From this data, the authors find that there are critical mass thresholds in group interest that are predictive of a startup's chance of receiving angel funding. For example, 64 percent of all firms pitched to Tech Coast Angels received no interest from angel groups; 90 percent received interest from less than nine groups. These firms were very unlikely to receive angel investments. Among firms with interest from more than 35 groups, 40.9 percent receive funding. While it is unsurprising that firms with greater interest were more likely to receive funding, the authors were able to pinpoint the level of interest at which a firm is much more likely to secure a deal. Within the sample of Tech Coast Angel data, interest seems to reach critical mass when a firm has caught the interest of at least 20 angel groups. Firms that exceed that amount of interest are much more likely to receive angel capital.

Angel interest is important because the study found no other factor that was as significant in a company's long-tern odds of success. Among the firms that pitched to the two angel groups, firms that had interest from more than 20 groups were more likely to be funded, to still be in existence and to have more web traffic. No other variables beside interest and funding (including industry, team size, the quality of the idea, initial marketing and product development, or revenue generation) were significant in long-term success.

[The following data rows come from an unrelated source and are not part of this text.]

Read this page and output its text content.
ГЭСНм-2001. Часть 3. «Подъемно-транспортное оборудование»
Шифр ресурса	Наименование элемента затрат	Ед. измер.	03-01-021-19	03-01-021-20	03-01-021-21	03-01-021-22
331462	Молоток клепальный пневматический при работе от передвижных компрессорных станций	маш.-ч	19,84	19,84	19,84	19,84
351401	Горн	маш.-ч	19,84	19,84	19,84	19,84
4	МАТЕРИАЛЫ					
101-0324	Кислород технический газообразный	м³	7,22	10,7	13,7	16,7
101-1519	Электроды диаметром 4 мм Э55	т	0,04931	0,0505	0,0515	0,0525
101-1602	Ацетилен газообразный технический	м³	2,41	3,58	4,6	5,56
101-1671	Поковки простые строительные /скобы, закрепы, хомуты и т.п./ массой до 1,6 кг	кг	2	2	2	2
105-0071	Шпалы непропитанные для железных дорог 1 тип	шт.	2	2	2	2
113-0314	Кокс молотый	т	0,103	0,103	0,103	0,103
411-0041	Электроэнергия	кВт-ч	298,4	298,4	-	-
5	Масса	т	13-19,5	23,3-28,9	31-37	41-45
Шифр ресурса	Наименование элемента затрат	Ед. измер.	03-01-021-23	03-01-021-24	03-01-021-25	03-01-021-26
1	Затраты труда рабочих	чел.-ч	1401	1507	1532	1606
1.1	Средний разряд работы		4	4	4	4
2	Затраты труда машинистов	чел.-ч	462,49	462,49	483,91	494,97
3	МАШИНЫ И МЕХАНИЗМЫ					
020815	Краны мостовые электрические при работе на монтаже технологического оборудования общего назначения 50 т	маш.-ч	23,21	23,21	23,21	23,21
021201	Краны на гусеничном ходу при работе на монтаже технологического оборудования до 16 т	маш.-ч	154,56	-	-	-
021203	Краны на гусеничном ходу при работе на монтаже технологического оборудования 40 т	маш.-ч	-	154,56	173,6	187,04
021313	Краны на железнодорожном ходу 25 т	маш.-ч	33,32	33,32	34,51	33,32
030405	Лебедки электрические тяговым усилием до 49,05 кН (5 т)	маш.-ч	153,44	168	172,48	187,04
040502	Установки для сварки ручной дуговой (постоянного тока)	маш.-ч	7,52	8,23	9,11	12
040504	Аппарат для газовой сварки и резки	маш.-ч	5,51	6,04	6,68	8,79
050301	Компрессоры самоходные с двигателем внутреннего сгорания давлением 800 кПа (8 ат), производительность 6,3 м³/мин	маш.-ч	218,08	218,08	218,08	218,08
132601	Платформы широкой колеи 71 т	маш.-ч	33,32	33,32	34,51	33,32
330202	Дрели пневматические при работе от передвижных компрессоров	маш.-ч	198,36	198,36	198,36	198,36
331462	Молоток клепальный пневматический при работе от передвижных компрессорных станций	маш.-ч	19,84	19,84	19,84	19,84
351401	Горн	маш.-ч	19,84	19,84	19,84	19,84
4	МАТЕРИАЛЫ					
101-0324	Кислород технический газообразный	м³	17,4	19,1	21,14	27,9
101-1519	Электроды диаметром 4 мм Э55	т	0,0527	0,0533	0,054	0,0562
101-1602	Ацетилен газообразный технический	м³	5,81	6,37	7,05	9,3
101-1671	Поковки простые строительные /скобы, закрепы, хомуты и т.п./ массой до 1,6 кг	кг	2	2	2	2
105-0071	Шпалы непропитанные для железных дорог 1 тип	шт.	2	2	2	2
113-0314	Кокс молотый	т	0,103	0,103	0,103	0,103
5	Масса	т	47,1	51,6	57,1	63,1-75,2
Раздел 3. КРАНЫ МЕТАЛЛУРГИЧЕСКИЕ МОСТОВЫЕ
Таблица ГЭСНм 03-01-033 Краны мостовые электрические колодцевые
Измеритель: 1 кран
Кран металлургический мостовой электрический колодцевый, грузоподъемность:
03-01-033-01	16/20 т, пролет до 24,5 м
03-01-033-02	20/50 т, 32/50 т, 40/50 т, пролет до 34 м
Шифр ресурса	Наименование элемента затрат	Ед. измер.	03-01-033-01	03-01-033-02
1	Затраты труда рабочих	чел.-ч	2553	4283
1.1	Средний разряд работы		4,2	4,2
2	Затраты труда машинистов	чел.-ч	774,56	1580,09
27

Firms that received angel investment were 27 percent more likely to survive for at least four years. Funded ventures also had a 39 percent higher average improvement in web rank over unfunded firms. Angel investment also increases the likelihood of subsequent venture investment by 44 percent, however, further investigation revealed that angel funding per se was not central in follow-on financing. The authors suggest that the "soft" benefits angels provide, in the form of connections and mentoring, might outweigh the contribution of angel dollars.